🤖 AI Summary
Federated learning (FL) struggles to meet the holistic requirements of Trustworthy Artificial Intelligence (TAI)—encompassing privacy, ethics, and technical compliance—within distributed architectures, particularly in high-risk domains. Method: This paper pioneers a TAI-aligned framework to systematically identify and categorize three critical FL challenges: (i) privacy leakage risks, (ii) algorithmic bias and lack of explainability, and (iii) cross-jurisdictional legal compliance gaps. Leveraging a structured bidirectional mapping between TAI requirements and FL capabilities—grounded in IEEE, NIST, and EU AI Act standards—we conduct a comprehensive literature review to pinpoint coverage deficits in existing technical approaches. Contribution/Results: The analysis uncovers fundamental unresolved tensions, notably the tripartite trade-off among robustness, fairness, and auditability.
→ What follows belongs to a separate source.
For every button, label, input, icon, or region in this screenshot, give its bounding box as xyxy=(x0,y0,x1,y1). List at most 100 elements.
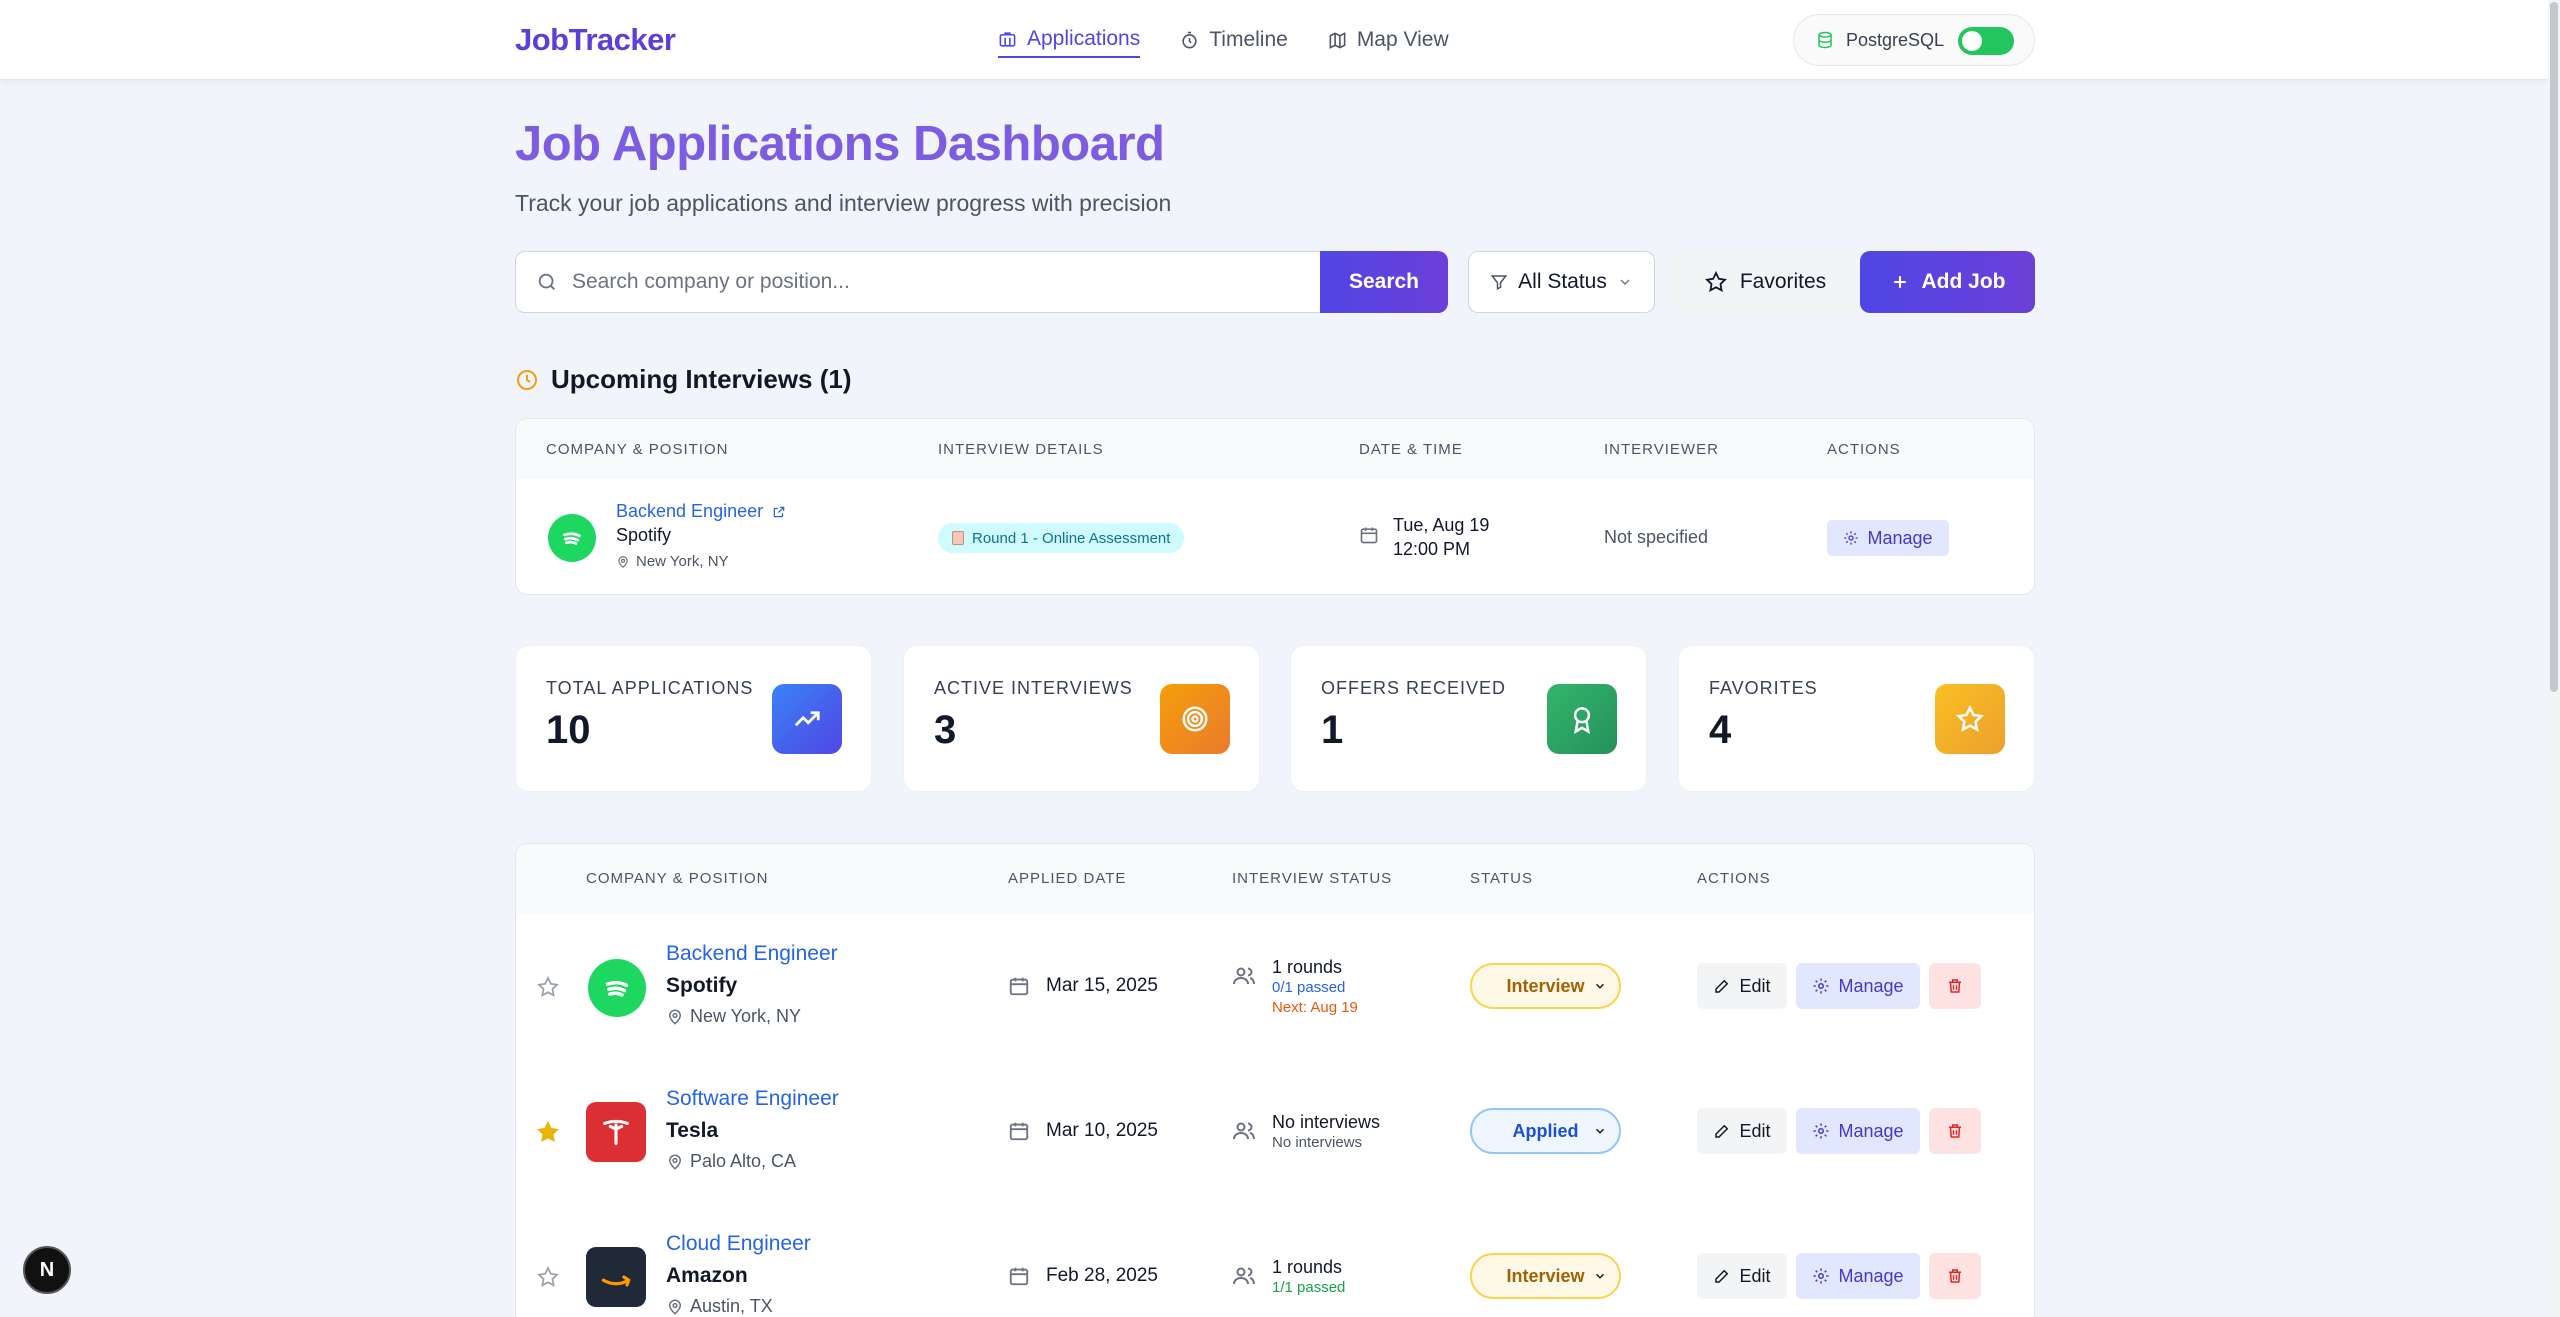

We propose concrete research directions for trustworthy FL deployment, offering theoretical foundations and governance insights to enable safe adoption in high-stakes applications such as healthcare and finance.
📝 Abstract
In recent years, the development of Trustworthy Artificial Intelligence (TAI) has emerged as a critical objective in the deployment of AI systems across sensitive and high-risk domains. TAI frameworks articulate a comprehensive set of ethical, legal, and technical requirements to ensure that AI technologies are aligned with human values, rights, and societal expectations. Among the various AI paradigms, Federated Learning (FL) presents a promising solution to pressing privacy concerns. However, aligning FL with the rest of the requirements of TAI presents a series of challenges, most of which arise from its inherently distributed nature. In this work, we adopt the requirements TAI as a guiding structure to systematically analyze the challenges of adapting FL to TAI. Specifically, we classify and examine the key obstacles to aligning FL with TAI, providing a detailed exploration of what has been done, the trends, and the remaining work within each of the identified challenges.